A.C. Scartezini

A tensão da campanha cresceu com o novo escândalo e voltou a separar Lula e Dilma

Crise na Petrobras serviu para Dilma Rousseff marcar presença l Foto: Ichiro Guerra/ Dilma 13

Crise na Petrobras serviu para Dilma Rousseff marcar presença l Foto: Ichiro Guerra/ Dilma 13

A três domingos do primeiro turno, a voltagem na sucessão presidencial permanece alta e acelera a tensão entre os partidos, confirmada, nas pesquisas de opinião, a estabilidade entre os três principais candidatos. Por coincidência, o PT de Lula e Dilma chega amanhã, segunda-feira, ao último dia do prazo para a troca de candidato, que teria de ser aprovada na Justiça.
A tensão reeditou a disputa entre Dilma e Lula pelo comando da campanha da reeleição.Ambos voltaram a se afastar um do outro no momento em que a revista “Veja” divulgou o novo escândalo de corrupção do PT na Petrobras com a coleta de bilhões de reais entre fornecedores da empresa para a compra do apoio de políticos ao governo.

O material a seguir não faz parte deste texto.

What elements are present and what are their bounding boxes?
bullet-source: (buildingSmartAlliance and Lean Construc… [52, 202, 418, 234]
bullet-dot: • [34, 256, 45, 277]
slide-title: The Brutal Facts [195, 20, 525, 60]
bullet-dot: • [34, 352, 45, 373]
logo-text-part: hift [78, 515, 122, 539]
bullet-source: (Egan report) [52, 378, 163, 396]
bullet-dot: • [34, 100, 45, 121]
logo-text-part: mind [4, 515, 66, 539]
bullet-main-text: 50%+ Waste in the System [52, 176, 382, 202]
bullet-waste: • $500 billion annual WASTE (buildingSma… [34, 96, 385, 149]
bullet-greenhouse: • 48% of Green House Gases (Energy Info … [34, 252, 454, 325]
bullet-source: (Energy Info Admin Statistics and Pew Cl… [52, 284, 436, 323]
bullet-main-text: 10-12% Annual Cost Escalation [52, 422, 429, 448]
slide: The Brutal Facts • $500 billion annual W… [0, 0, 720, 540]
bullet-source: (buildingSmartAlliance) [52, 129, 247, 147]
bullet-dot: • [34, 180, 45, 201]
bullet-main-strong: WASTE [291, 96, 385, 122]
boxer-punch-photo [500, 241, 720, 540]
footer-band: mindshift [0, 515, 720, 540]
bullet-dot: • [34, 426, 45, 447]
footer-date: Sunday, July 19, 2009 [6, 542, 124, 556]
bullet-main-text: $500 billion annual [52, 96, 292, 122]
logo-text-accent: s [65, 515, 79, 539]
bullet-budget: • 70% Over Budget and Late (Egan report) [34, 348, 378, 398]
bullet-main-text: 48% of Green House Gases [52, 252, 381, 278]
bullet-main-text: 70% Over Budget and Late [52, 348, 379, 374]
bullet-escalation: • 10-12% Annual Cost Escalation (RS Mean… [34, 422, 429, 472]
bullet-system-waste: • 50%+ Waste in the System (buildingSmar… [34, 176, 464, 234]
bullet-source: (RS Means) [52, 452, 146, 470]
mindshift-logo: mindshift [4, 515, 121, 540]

Era o mesmo filme que se viu no mensalão do governo Lula, mas agora em dimensão mais ampla. Assim que a revista revelou o vazamento da delação premiada de Paulo Roberto Costa, ex-diretor de Abastecimento da petroleira, Dilma deu um novo passo para se afastar de Lula.

Anunciou, a escolha do Minis­tro do Desenvolvi­mento Agrário, o companheiro e amigo gaúcho Miguel Rossetto, para a coordenação da campanha da reeleição, ao lado do presidente do PT, Rui Falcão. No dia seguinte, Lula não compareceu à reunião noturna do comando da campanha para discutir, no Alvorada, o impacto do novo escândalo.

É rotina o sumiço de Lula quando surgem denúncias que acionam o instinto de preservação do ex-presidente. Reapare­ceu apenas na quinta-feira, ao dis­cursar no comício em Ma­naus. Os repórteres o viram apenas no palco. Havia uma barreira a proteger o ex-presidente contra jornalistas cu­riosos interessados em ouvir algo sobre a trepidante Petrobras.

Porém, Lula, se tivesse interesse, poderia participar daquela reunião no palácio presidencial, como esteve em outras. Todas reduzidas a um seleto grupo petista, sem plateia. Acontece que a divisão do poder de Rui Falcão com Rossetto foi uma fórmula de esvaziar a presença lulista na chefia da campanha.

Não chegou a durar um mês a delegação informal que Lula concedeu ao companheiro Falcão para intervir na campanha. A concessão veio naquela entrevista que Falcão, à revelia do Planalto, ofereceu ao jornal “Valor”. Nela, o presidente do PT afirmou que Lula terá uma presença maior num segundo governo de Dilma.

Num primeiro passo, Lula luta para mandar na campanha, o que implica influência também no governo desde logo para orientar mudanças que favoreçam a reeleição da presidente. Num segundo ato, conquistar espaço no novo governo para vigiar Dilma e impedir medidas que prejudiquem a volta dele ao Planalto dentro de quatro anos.

Em sua entrevista ao jornal, Falcão foi claro, como se fosse um porta-voz do companheiro Lula:
“Precisamos eleger a Dilma para o Lula voltar em 2018. Isso significa que ela, reeleita, começa o ciclo de debate, de planejamento para que o nosso projeto tenha continuidade com o retorno de Lula, em 2018, que é a maior segurança eleitoral de que o projeto pode continuar.”

Atrevido, Falcão afirmou que um segundo mandato de Dilma será necessariamente melhor do que o primeiro porque ela “aprendeu muitas lições”. Uma delas seria a de partilhar com Lula decisões do governo. Nessa versão, o ex-presidente não foi protagonista até agora apenas porque desejou, espontaneamente, não ofuscar a sucessora.

Dilma não esqueceu o agravo. Aproveitou o mensalão da Pe­trobras para marcar presença. Coube a Lula se manter discreto quanto ao avanço de Rossetto e não se afastar da sucessora por muito tempo. O prejuízo político seria maior se ele se afastasse demais do Planalto.